祖母が亡くなったことに気付いたのは朝の事。いつもの時間に起きてこなかった。部屋を覗き込めば、すでに冷たくなり始めた祖母がいた。
僕は祖母の布団の横で暫くじっとしたあと、必要な場所に連絡をいれはじめた。
そこからは相応に慌ただしかった。通夜や葬儀の準備はつつがなく終わった。ご近所さんや市の職員の人が手伝ってくれたので。
葬儀も、問題なく終わった。元々、祖母の家族は誰も残っていない。僕が最後の家族だった。僕にとっても、最後の家族だったけれど。
親しい人たちも殆どが亡くなっていたし、ご近所付き合いはあったけれど、それも必要最低限という感じだったから、葬儀に呼ぶ人はそう多くはなかった。
葬儀が終わって、家に帰って、一息ついて。そのまま、動けなくなった。
これで、一人だと。一人ぼっちだって、実感してしまったから。
僕には友達らしい友達がいない。中学も高校も、それなりに話すクラスメイトはいるけれど、友達と呼べるほどじゃなかった。
彼らとどこかに遊びに行くことも殆どなかった。家の事もあったし、なにより祖母の傍にいたかった。あまり時間が残っていない事は、わかっていたから。

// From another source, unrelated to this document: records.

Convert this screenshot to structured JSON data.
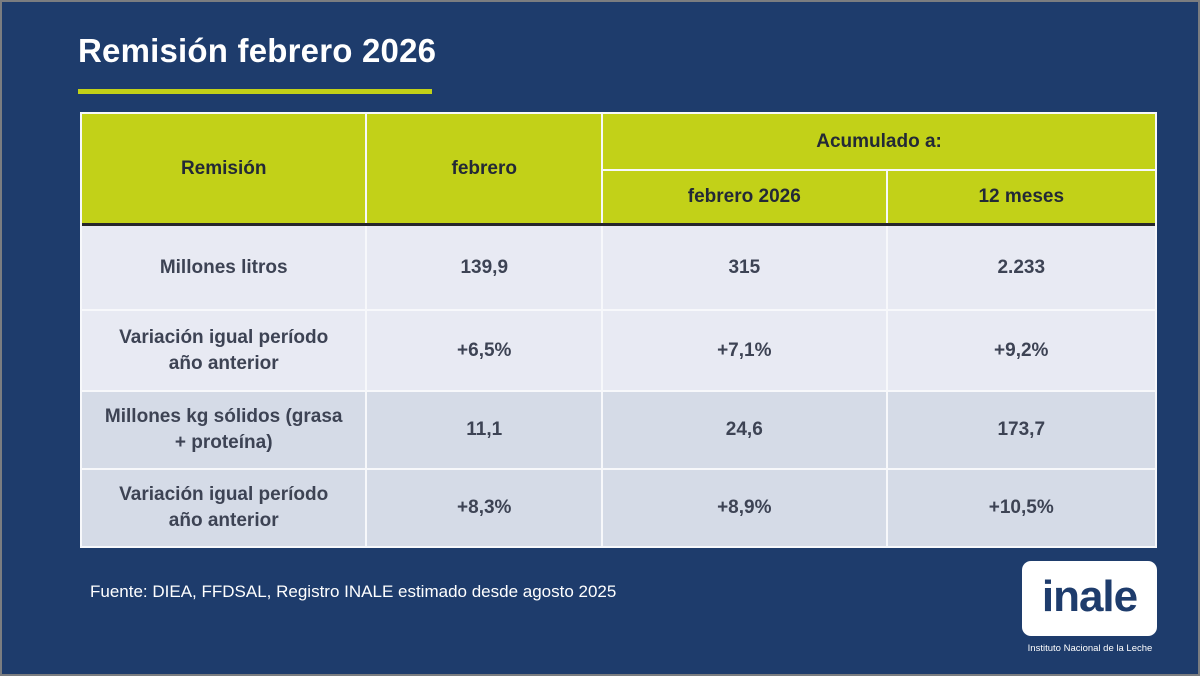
{
  "slide": {
    "title": "Remisión febrero 2026"
  },
  "table": {
    "corner_header": "Remisión",
    "col_febrero": "febrero",
    "group_header": "Acumulado a:",
    "sub_cols": [
      "febrero 2026",
      "12 meses"
    ],
    "rows": [
      {
        "label": "Millones litros",
        "values": [
          "139,9",
          "315",
          "2.233"
        ]
      },
      {
        "label": "Variación igual período año anterior",
        "values": [
          "+6,5%",
          "+7,1%",
          "+9,2%"
        ]
      },
      {
        "label": "Millones kg sólidos (grasa + proteína)",
        "values": [
          "11,1",
          "24,6",
          "173,7"
        ]
      },
      {
        "label": "Variación igual período año anterior",
        "values": [
          "+8,3%",
          "+8,9%",
          "+10,5%"
        ]
      }
    ]
  },
  "footer": {
    "source": "Fuente: DIEA, FFDSAL, Registro INALE estimado desde agosto 2025"
  },
  "logo": {
    "wordmark": "inale",
    "subtitle": "Instituto Nacional de la Leche"
  },
  "colors": {
    "background": "#1e3c6c",
    "accent_green": "#c2d118",
    "row_light": "#e8eaf3",
    "row_dark": "#d5dbe7"
  }
}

そんな僕に祖母は度々苦言を呈していたけれど、それでも僕は祖母を優先した。
だから、自業自得と言えば自業自得だ。祖母を優先したことに後悔はないけれど、でもやっぱり、少し寂しく、悲しかった。
これからの事について不安はある。当然ながら。
金銭面の心配は特にない。両親も祖母も、かなりの額を残していってくれたから。
高校も大学も、学費の心配いらない。生活費も、十分に。趣味らしい趣味がないおかげで、散財する予定もない。
高校の成績は可もなく不可もなく。受験まで時間は十分にある。まぁ、特に行きたい大学はないのだけれど。
だけどそれだけ。これから僕は一人だ。ずっと、一人。この家で、両親との、祖母との思い出の詰まったこの家で、ずっと。
寂しい。悲しい。どうしようもなく。
縁側に寝転がって。空を見上げながら。ぽろぽろ、はらはらと、一人涙を流し続けた。
空の青さが、どこか恨めしかった。